Burada detaylı bunu anlatmayacağım ama o zamanlar (yaş 8) gözümü açtım, bu çizgi romanla FC Barcelona'yı gördüm. Haliyle sempatimiz bu yönde gelişti ve yabancı takımlar içinde Barca der olduk.
Dün akşam Barcelona - Manchester United Şampiyonlar Ligi Finali vardı. Takım öyle bir takım ki, ManUtd gibi cidden çok üst düzey bir takımı evirdi çevirdi 2-0 yendi.
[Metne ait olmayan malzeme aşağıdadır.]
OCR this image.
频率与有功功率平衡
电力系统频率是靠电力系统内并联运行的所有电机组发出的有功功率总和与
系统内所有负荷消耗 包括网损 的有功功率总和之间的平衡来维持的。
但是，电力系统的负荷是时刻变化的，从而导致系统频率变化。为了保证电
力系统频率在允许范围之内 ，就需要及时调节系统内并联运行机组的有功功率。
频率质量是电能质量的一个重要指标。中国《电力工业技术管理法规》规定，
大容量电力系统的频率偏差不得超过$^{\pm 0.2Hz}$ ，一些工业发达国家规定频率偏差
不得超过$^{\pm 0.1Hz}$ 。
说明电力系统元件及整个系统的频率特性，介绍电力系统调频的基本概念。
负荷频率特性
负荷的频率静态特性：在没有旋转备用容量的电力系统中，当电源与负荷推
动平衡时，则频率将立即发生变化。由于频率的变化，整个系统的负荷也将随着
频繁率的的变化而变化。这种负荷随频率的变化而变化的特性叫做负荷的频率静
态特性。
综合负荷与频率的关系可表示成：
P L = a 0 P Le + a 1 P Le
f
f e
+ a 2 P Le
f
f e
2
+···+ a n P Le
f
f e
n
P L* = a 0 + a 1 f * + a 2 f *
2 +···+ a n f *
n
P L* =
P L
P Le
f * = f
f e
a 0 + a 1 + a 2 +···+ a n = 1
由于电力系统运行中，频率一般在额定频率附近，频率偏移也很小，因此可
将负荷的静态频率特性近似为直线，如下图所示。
Belki skor öyle farklı değil ama oynanan futbol cidden çok çok farklı ve son derece üst düzeydi.
Süper takım, izlemesi gerçekten çok keyifli...

Çarşamba, Mayıs 20, 2009

araya bir Ankara daha sıkıştırayım dedim.
yanda 2. TBMM'nin önünde çektirdiğim resim var
öndeki de benim göbeğim :)
meclis binası içinde insan garip hissediyor
müze kısmında değil de asıl meclis salonunda, kürsüyü, sıraları görünce tuhaf hissediyorsunuz.
burada ne hararetli tartışmalar geçti kimbilir, ne güzel kararlar alındı...
o zamanlar çekilen zorlukları düşününce cidden çok rahat yaşıyoruz.

blogger'ı bozacağım

dümdüz yazmak kesmiyor demek ki :)
araya tasarım atmak istiyor insan, şekil yapmak istiyor, canım Blogger'ın tasarımları ile sınırlı kalmak istemiyor.
hatta hepsinden daha önemlisi www.gencoglu.net adresini kullanmak ve canlandırmak istiyor :)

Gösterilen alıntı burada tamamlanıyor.